The Institute for Economic Development at Boston University                                                                    Research Review Spring 2000

“Job Stability in Developing and Developed Countries: Evidence from Colombia and the United States”

Julie Anderson Schaffner
IED Discussion Paper 102,November1999

While a large empirical literature describes the determination of wages in developing country labor markets, very little is known about other dimensions of employment contracts, especially in urban labor markets. Richer information about employment contracts in these markets would seem especially valuable, given the likely importance of contract design for facilitating training and other modern employment practices, and for improving work incentives and labor productivity more generally. This paper begins to fill this void. It presents a systematic comparison of job stability for a developed and a developing country, first documenting that jobs are much shorter in the developing country, and then studying why long-lasting jobs are less prevalent in the developing country.
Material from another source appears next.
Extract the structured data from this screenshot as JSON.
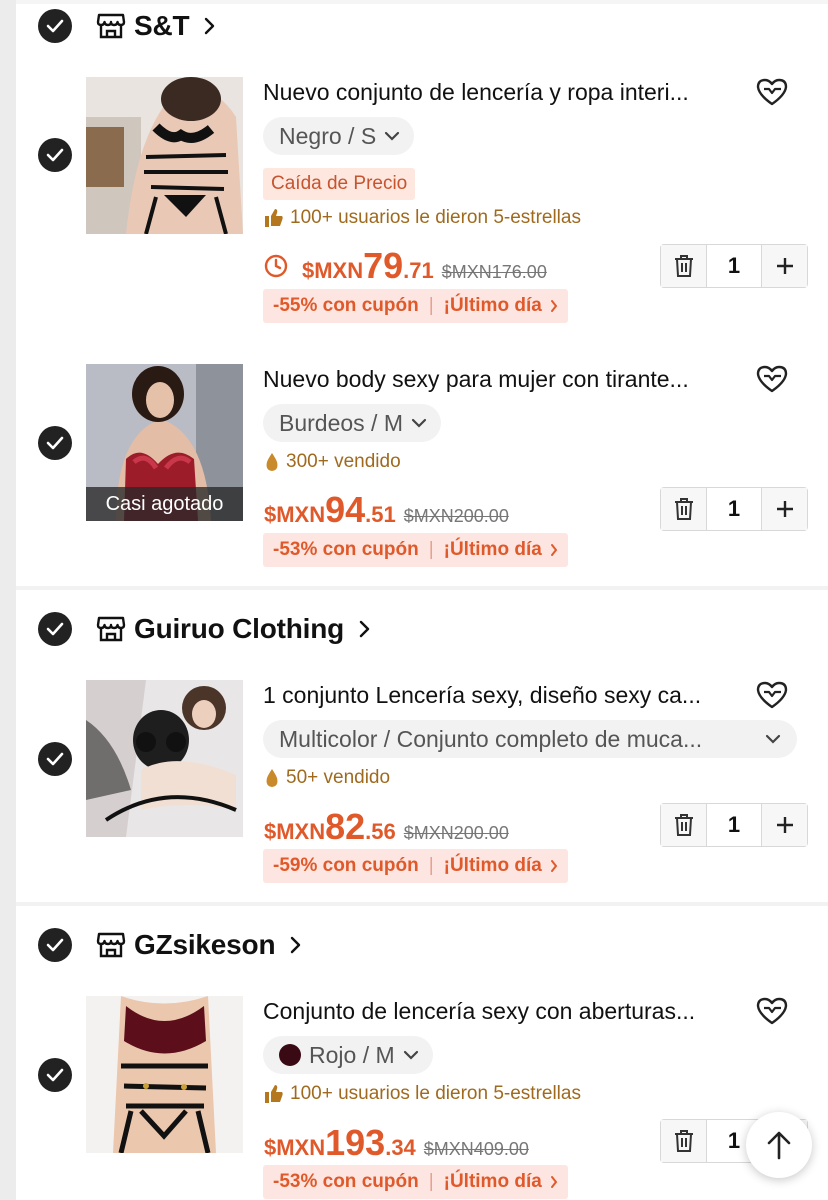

Schaffner compares both cross-section distributions of current job tenure and estimates of job retention probabilities between Colombia and the United States, and within Colombia before and after the major liberalization of job security legislation in 1991. She demonstrates that the typical male worker in Colombia has been on the job for a substantially shorter period than his American counterpart,

and the typical job is much shorter in Colombia. A number of possible alternate explanations for these phenomena are shown unlikely to be relevant. For instance, current job tenures may appear shorter in Colombia owing to higher employment growth rates rather then differential job retention probabilities. Using two alternate methods to control for employment growth rates turns out to not change the basic conclusion. Similarly, cross-country differences in job length remain significant even after considering the effect of possibly counter-productive job security legislation prevalent in Colombia in the eighties, and/or differences in industrial structure (e.g., the possibility that Colombia specializes more in production activities where long-lasting employment relationships are less important).

The evidence in the paper is consistent with the hypothesis that employers face greater costs of implementing long-term employment contracts or the work organization practices that such contracts necessitate. This may explain why developing countries often exhibit higher rates of self-employment or employment in small enterprises, and lower labor productivity. As the author emphasizes, the evidence presented in this paper may motivate enrichment of theoretical models of cross-country growth rate differences by incorporating microeconomic and institutional obstacles to long-term growth and development.